Moneeba Baloch looks back at how the toy market has fared over the past year and looks ahead to how the festive trading season might be affected by the latest lockdown measures.
If someone had told me at the beginning of the year that I would be writing this article whilst in a national lockdown to help fight a global pandemic, I would never have believed it. Reflecting on this year, it’s hard not to think about the lives lost and impacted by the Covid-19 virus. For the overall UK toy market however, things have not been so bleak. Sales have benefitted from parents and children spending more time at home and the industry is operating in a market worth over £1b so far and growing by +8% year-on-year up to week 1st November.
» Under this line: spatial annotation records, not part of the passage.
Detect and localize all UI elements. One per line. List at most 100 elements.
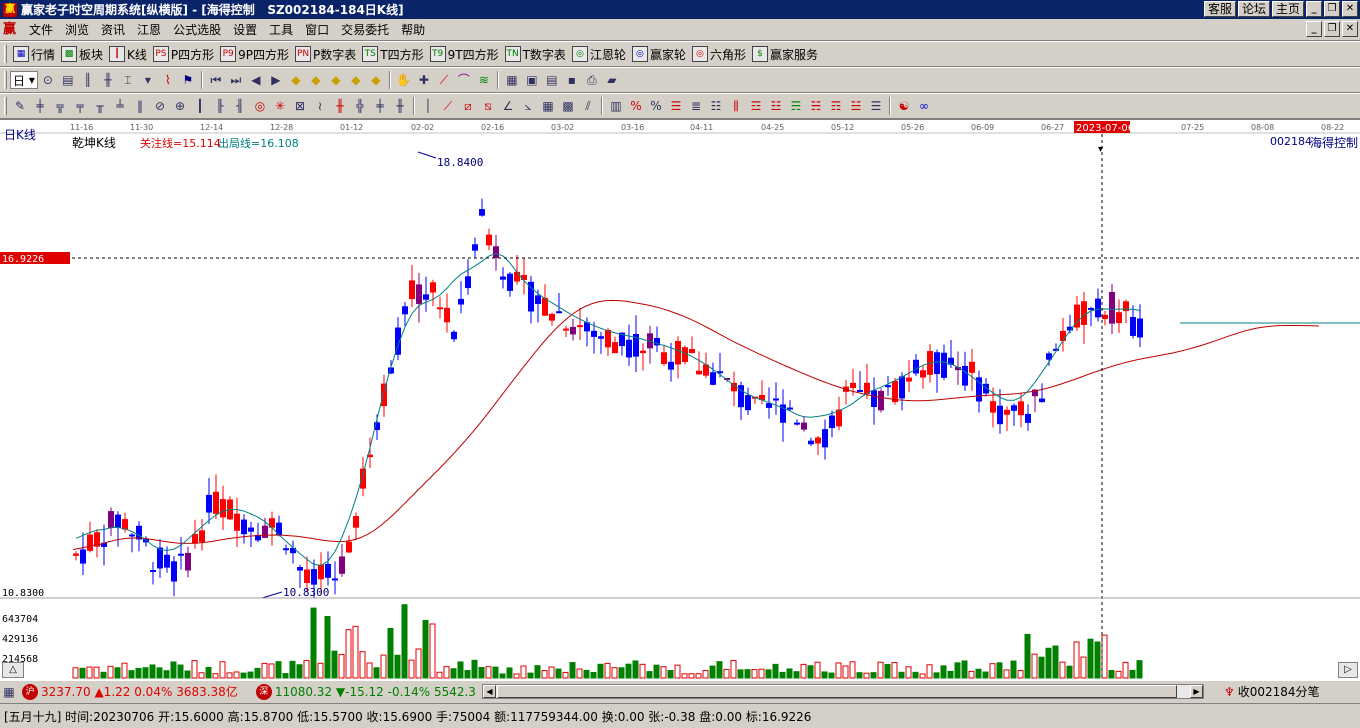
menu-trade[interactable]: 交易委托 <box>335 20 395 40</box>
channel-icon[interactable]: ≋ <box>475 71 493 89</box>
ruler-icon[interactable]: ▥ <box>607 97 625 115</box>
hand-icon[interactable]: ✋ <box>395 71 413 89</box>
expand-up-icon[interactable]: △ <box>2 662 24 678</box>
calc-icon[interactable]: ▣ <box>523 71 541 89</box>
winner-service-button[interactable]: $ 赢家服务 <box>749 43 821 65</box>
minimize-button[interactable]: _ <box>1306 1 1322 17</box>
first-icon[interactable]: ⏮ <box>207 71 225 89</box>
gann-wheel-button[interactable]: ◎ 江恩轮 <box>569 43 629 65</box>
vertical-lines-icon[interactable]: ┃ <box>191 97 209 115</box>
grid-2-icon[interactable]: ▦ <box>539 97 557 115</box>
horizontal-scrollbar[interactable]: ◀ ▶ <box>481 684 1204 699</box>
pencil-icon[interactable]: ✎ <box>11 97 29 115</box>
menu-settings[interactable]: 设置 <box>227 20 263 40</box>
winner-wheel-button[interactable]: ◎ 赢家轮 <box>629 43 689 65</box>
bars-icon[interactable]: ║ <box>79 71 97 89</box>
level-3-icon[interactable]: ☷ <box>707 97 725 115</box>
bars-3-icon[interactable]: ╢ <box>231 97 249 115</box>
wave-icon[interactable]: ≀ <box>311 97 329 115</box>
panel-toggle-icon[interactable]: ▷ <box>1338 662 1358 678</box>
menu-news[interactable]: 资讯 <box>95 20 131 40</box>
line-1-icon[interactable]: │ <box>419 97 437 115</box>
p-square-button[interactable]: PS P四方形 <box>150 43 217 65</box>
zigzag-icon[interactable]: ⌇ <box>159 71 177 89</box>
hexagon-button[interactable]: ◎ 六角形 <box>689 43 749 65</box>
print-icon[interactable]: ⎙ <box>583 71 601 89</box>
trend-3-icon[interactable]: ⧅ <box>479 97 497 115</box>
level-4-icon[interactable]: ⫼ <box>727 97 745 115</box>
fork-3-icon[interactable]: ╥ <box>91 97 109 115</box>
kline-button[interactable]: ┃ K线 <box>106 43 150 65</box>
flag-icon[interactable]: ⚑ <box>179 71 197 89</box>
child-close-button[interactable]: ✕ <box>1342 21 1358 37</box>
spiral-icon[interactable]: ◎ <box>251 97 269 115</box>
level-6-icon[interactable]: ☳ <box>767 97 785 115</box>
table-icon[interactable]: ▤ <box>543 71 561 89</box>
sectors-button[interactable]: ▩ 板块 <box>58 43 106 65</box>
trend-1-icon[interactable]: ⟋ <box>439 97 457 115</box>
calendar-icon[interactable]: ▦ <box>503 71 521 89</box>
diamond-2-icon[interactable]: ◆ <box>307 71 325 89</box>
level-2-icon[interactable]: ≣ <box>687 97 705 115</box>
bold-icon[interactable]: ‖ <box>131 97 149 115</box>
yin-yang-icon[interactable]: ☯ <box>895 97 913 115</box>
diamond-3-icon[interactable]: ◆ <box>327 71 345 89</box>
cross-grid-icon[interactable]: ⊠ <box>291 97 309 115</box>
arc-icon[interactable]: ⌒ <box>455 71 473 89</box>
cycle-1-icon[interactable]: ╫ <box>331 97 349 115</box>
prev-icon[interactable]: ◀ <box>247 71 265 89</box>
kline-chart[interactable]: 11-16 11-30 12-14 12-28 01-12 02-02 02-16 03-02… <box>0 119 1360 680</box>
diamond-5-icon[interactable]: ◆ <box>367 71 385 89</box>
p9-square-button[interactable]: P9 9P四方形 <box>217 43 292 65</box>
truck-icon[interactable]: ▰ <box>603 71 621 89</box>
menu-tools[interactable]: 工具 <box>263 20 299 40</box>
t-table-button[interactable]: TN T数字表 <box>502 43 569 65</box>
fork-2-icon[interactable]: ╤ <box>71 97 89 115</box>
fork-1-icon[interactable]: ╦ <box>51 97 69 115</box>
child-minimize-button[interactable]: _ <box>1306 21 1322 37</box>
scroll-thumb[interactable] <box>496 685 1177 698</box>
candle-type-icon[interactable]: ╫ <box>99 71 117 89</box>
child-restore-button[interactable]: ❐ <box>1324 21 1340 37</box>
line-draw-icon[interactable]: ⟋ <box>435 71 453 89</box>
level-5-icon[interactable]: ☲ <box>747 97 765 115</box>
fan-icon[interactable]: ⊘ <box>151 97 169 115</box>
level-1-icon[interactable]: ☰ <box>667 97 685 115</box>
percent-2-icon[interactable]: % <box>647 97 665 115</box>
indicator-icon[interactable]: ⌶ <box>119 71 137 89</box>
t9-square-button[interactable]: T9 9T四方形 <box>427 43 502 65</box>
level-11-icon[interactable]: ☰ <box>867 97 885 115</box>
circle-grid-icon[interactable]: ⊕ <box>171 97 189 115</box>
forum-link[interactable]: 论坛 <box>1237 1 1270 17</box>
diamond-1-icon[interactable]: ◆ <box>287 71 305 89</box>
parallel-icon[interactable]: ⫽ <box>579 97 597 115</box>
menu-file[interactable]: 文件 <box>23 20 59 40</box>
fan-3-icon[interactable]: ⦣ <box>519 97 537 115</box>
percent-1-icon[interactable]: % <box>627 97 645 115</box>
trend-2-icon[interactable]: ⧄ <box>459 97 477 115</box>
level-7-icon[interactable]: ☴ <box>787 97 805 115</box>
fan-2-icon[interactable]: ∠ <box>499 97 517 115</box>
grid-lines-icon[interactable]: ╪ <box>31 97 49 115</box>
star-icon[interactable]: ✳ <box>271 97 289 115</box>
level-10-icon[interactable]: ☱ <box>847 97 865 115</box>
close-button[interactable]: ✕ <box>1342 1 1358 17</box>
dropdown-icon[interactable]: ▾ <box>139 71 157 89</box>
next-icon[interactable]: ▶ <box>267 71 285 89</box>
menu-window[interactable]: 窗口 <box>299 20 335 40</box>
home-link[interactable]: 主页 <box>1271 1 1304 17</box>
infinity-icon[interactable]: ∞ <box>915 97 933 115</box>
menu-formula[interactable]: 公式选股 <box>167 20 227 40</box>
menu-gann[interactable]: 江恩 <box>131 20 167 40</box>
scroll-left-icon[interactable]: ◀ <box>482 685 496 698</box>
cycle-2-icon[interactable]: ╬ <box>351 97 369 115</box>
bars-2-icon[interactable]: ╟ <box>211 97 229 115</box>
crosshair-icon[interactable]: ✚ <box>415 71 433 89</box>
menu-help[interactable]: 帮助 <box>395 20 431 40</box>
diamond-4-icon[interactable]: ◆ <box>347 71 365 89</box>
t-square-button[interactable]: TS T四方形 <box>359 43 426 65</box>
quotes-button[interactable]: ▦ 行情 <box>10 43 58 65</box>
fork-4-icon[interactable]: ╧ <box>111 97 129 115</box>
grid-icon[interactable]: ▦ <box>1 683 17 701</box>
menu-browse[interactable]: 浏览 <box>59 20 95 40</box>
With just six shopping weeks left before the end of the year at the time of writing, one thing is for certain – Christmas this year is going to be like no other that has gone before. Customers have been encouraged to get organised and shop early to avoid the Christmas rush but what does that mean for the UK toy market? It has proved relatively resilient so far and has grown more than twice as fast as the European market, so a positive finish for the year is anticipated, but how positive?
Q4 got off to a strong start with October 2020 up +9% versus the same period last year. Consumers reacted to the shop early message and growth for the month was driven by Construction, Games & Fashion Dolls. Building Sets was the top gaining category for the month, adding just under £8.5m to the market, while Fashion Dolls and Accessories added a further £5m. We usually see the Games category pick up in November and December; after enjoying such a strong performance during Lockdown 1, the category has started its seasonal pick up early and continues to add value to the market. Family Board/Action Games gained £1.5m for the month, while both Children & Adult Games also showed growth. Consumers were not only shopping early but were buying higher priced items than they did in October last year, with growth across all price points over £30 in October.
Looking at the other end of the spectrum, lower price point items have not been quite as successful this year. Collectibles now account for 10% of total toys and are worth just over £140m, but we have seen this sector decline. Nearly a quarter of sales have been lost this year due to impulse purchasing and footfall being impacted by the closure of brick and mortar stores. However, as we headed into Lockdown 2, the average number of collectible items on range did increase, as supermarkets continued to trade.
The toy market has performed better than we could have ever expected this year and has remained resilient. Historically, we know that December accounts for a quarter of annual sales, so the full year performance may yet change a lot from our current +8% trend. Based on where we are at the moment, if the rest of the season remains flat, we will still finish the year on a positive trend. We’ve seen consumers re-discover toy favourites this year, such as classic games and construction items – all key items for this Christmas period. The challenge now is to continue the success into 2021.